This briefing, which is commissioned by the Healthcare Quality Improvement Partnership (HQIP) on behalf of NHS England, describes the findings from our real-time surveillance system (which was set up to respond to the COVID-19 pandemic) relating to child death by suicide in England during lockdown. By pooling information across all notifications of death, we aim to identify any changes in incidence and common risk factors, and support public health responses to COVID-19 to balance interventions to control the spread of the disease against the impacts that such interventions may have on population health.
“This report is the result of a huge collaborative effort, and shows what can be achieved if we all work together quickly and purposefully. It demonstrates the value of the child death review process and the impact it can have on improving children’s lives,” Dr Karen Luyt, NCMD Programme Lead
More specifically, we identified likely suicides between 1 January 2020 and 17 May 2020, and compared rates before and during lockdown (a comparison was also made with deaths occurring at a similar time in 2019). However, it is important to note, as child suicides are rare, that our analysis is based on small case numbers – meaning that we were unable to reach definitive conclusions.
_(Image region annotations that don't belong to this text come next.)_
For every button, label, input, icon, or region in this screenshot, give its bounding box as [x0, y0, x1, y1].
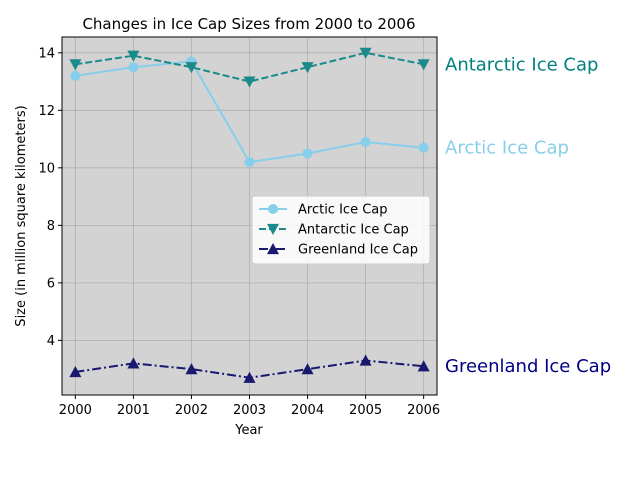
x-tick-label: 2001 — [117, 403, 150, 418]
y-axis-ticks: 4 6 8 10 12 14 — [38, 46, 62, 349]
x-tick-label: 2004 — [291, 403, 324, 418]
series-layer — [69, 47, 430, 383]
data-point-arctic-ice-cap — [70, 70, 81, 81]
legend-box — [251, 195, 431, 265]
x-tick-label: 2005 — [349, 403, 382, 418]
x-tick-label: 2002 — [175, 403, 208, 418]
data-point-antarctic-ice-cap — [185, 62, 198, 74]
x-axis-ticks: 2000 2001 2002 2003 2004 2005 2006 — [59, 395, 440, 418]
y-tick-label: 14 — [38, 46, 55, 61]
legend-label-arctic-ice-cap: Arctic Ice Cap — [298, 203, 388, 218]
x-tick-label: 2006 — [407, 403, 440, 418]
data-point-arctic-ice-cap — [128, 62, 139, 73]
y-tick-label: 10 — [38, 161, 55, 176]
data-point-arctic-ice-cap — [302, 148, 313, 159]
data-point-antarctic-ice-cap — [243, 76, 256, 88]
data-point-antarctic-ice-cap — [69, 59, 82, 71]
x-axis-label: Year — [234, 423, 263, 438]
data-point-greenland-ice-cap — [359, 354, 372, 366]
series-end-labels: Arctic Ice Cap Antarctic Ice Cap Greenland… — [445, 54, 611, 377]
data-point-antarctic-ice-cap — [301, 62, 314, 74]
legend: Arctic Ice Cap Antarctic Ice Cap Greenland… — [251, 195, 431, 265]
data-point-arctic-ice-cap — [360, 136, 371, 147]
data-point-greenland-ice-cap — [417, 360, 430, 372]
y-tick-label: 4 — [47, 334, 55, 349]
data-point-arctic-ice-cap — [418, 142, 429, 153]
data-point-arctic-ice-cap — [244, 157, 255, 168]
data-point-antarctic-ice-cap — [127, 50, 140, 62]
y-axis-label: Size (in million square kilometers) — [14, 105, 29, 326]
data-point-greenland-ice-cap — [301, 363, 314, 375]
y-tick-label: 8 — [47, 219, 55, 234]
data-point-antarctic-ice-cap — [359, 47, 372, 59]
data-point-greenland-ice-cap — [185, 363, 198, 375]
chart-title: Changes in Ice Cap Sizes from 2000 to 20… — [82, 15, 415, 33]
series-antarctic-ice-cap — [69, 47, 430, 88]
y-tick-label: 6 — [47, 276, 55, 291]
data-point-greenland-ice-cap — [69, 365, 82, 378]
data-point-greenland-ice-cap — [127, 357, 140, 369]
data-point-antarctic-ice-cap — [417, 59, 430, 71]
y-tick-label: 12 — [38, 104, 55, 119]
legend-label-greenland-ice-cap: Greenland Ice Cap — [298, 243, 418, 258]
legend-marker-antarctic-ice-cap — [267, 223, 279, 235]
legend-marker-arctic-ice-cap — [268, 204, 278, 214]
end-label-greenland-ice-cap: Greenland Ice Cap — [445, 356, 611, 377]
end-label-antarctic-ice-cap: Antarctic Ice Cap — [445, 54, 598, 75]
x-tick-label: 2000 — [59, 403, 92, 418]
legend-marker-greenland-ice-cap — [267, 243, 279, 255]
x-tick-label: 2003 — [233, 403, 266, 418]
end-label-arctic-ice-cap: Arctic Ice Cap — [445, 138, 569, 159]
series-greenland-ice-cap — [69, 354, 430, 383]
data-point-greenland-ice-cap — [243, 371, 256, 383]
legend-label-antarctic-ice-cap: Antarctic Ice Cap — [298, 223, 409, 238]
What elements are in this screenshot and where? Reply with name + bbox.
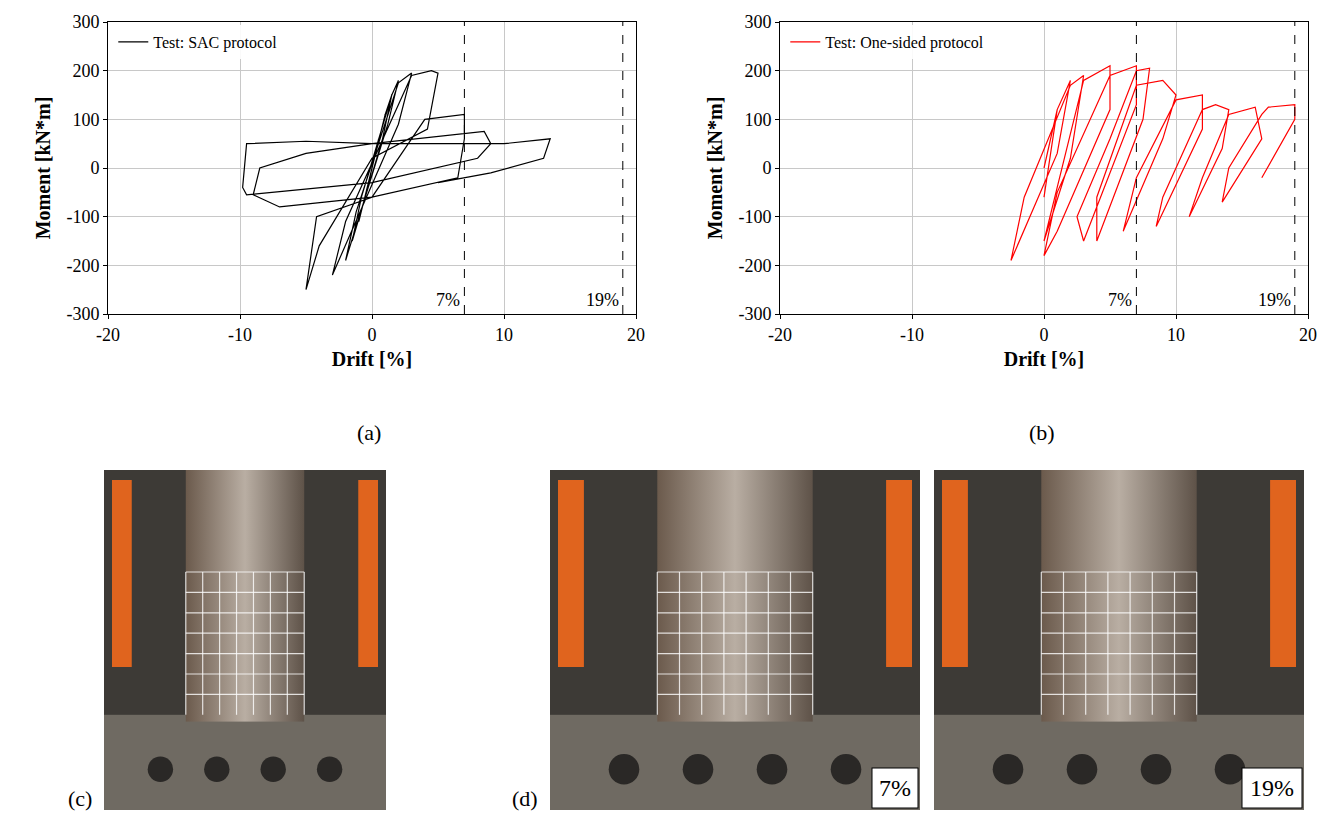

This report does find, among the likely suicide deaths reported after lockdown, that restriction to education and other activities, disruption to care and support services, tensions at home and isolation appeared to be contributing factors. As such, clinicians and services should be aware of the need for continued vigilance and support during periods of physical distancing, particularly among children and young people previously known to mental health services.
To read the report in full, use the link below:
Information for parents/carers who are worried about their child’s mental health
What can I do if I am worried about my child right now? Services are still there to support you and your family during COVID-19:
- NHS Engalnd has recently published advice from their Associate National Clinical Director for CYP Mental Health, Professor Prathiba Chitsabesan, for parents and carers on how to support children and young people with mental ill health.
- If you are currently being supported by a Children and Young People’s Mental Health Services (sometimes known as CAMHS), Paediatric Services or Children’s Social Care, then talk to them if you are worried about your child.
- If your child needs urgent mental health support or advice, check nhs.uk for services in your area, including 24/7 crisis support.
- Anyone in a crisis can also text 85258 for SHOUT, the UK’s first 24/7 crisis text service (free on all major mobile networks, for anyone in crisis anytime).
- If you notice any physical injuries on your child, such as deep cuts or burns then you need to contact NHS 111 online or your GP for advice.
- The University of Oxford have also produced a guide for parents and carers to support their child or young person in dealing with self-harm.
- If they have taken an overdose or need urgent medical help, then call 999 or take them to the nearest A&E.
- If you are not sure what to do, you can contact your GP for advice, check NHS 111 online, YoungMinds Parents’ Helpline (Tel: 0808 802 5544; 9.30am to 4pm on weekdays) or the Samaritans (Tel: 0116 123 or email them at firstname.lastname@example.org).
- For parents and carers worried about their child’s eating problems or disorder, you can also refer to BEAT’s advice, support and helpline (Tel: 0808 801 0677).
Information for children and young people struggling with their mental health
Sometimes things can seem overwhelming, and you may feel you can’t cope. You may have an ongoing mental health problem that needs support or problems that are new. Don’t be afraid to ask for help:
- You can find useful NHS advice on a new blog post for young people struggling with their mental health.
- You can also find resources on the NHS website to help if you or someone you know is facing a mental health crisis, including local NHS 24/7 helplines where you can get direct support and advice.
- Papyrus (Prevention of Young Suicide), www.papyrus-uk.org provide confidential advice and support for young people who feel suicidal: HOPELineUK 0800 068 41 41; Text 07786 209 697; Email: email@example.com.
- If you’re in distress and need support, you can ring Samaritans for free at any time of the day or night on Freephone Tel: 0116 123 (UK and Republic); www.samaritans.org.
Information for media
If you are a journalist covering a suicide-related issue, please consider following Samaritans’ media guidelines on the reporting of suicide, owing to the potentially damaging consequences of irresponsible reporting. In particular, the guidelines advise on terminology and include links to sources of support for anyone affected by the themes in the article.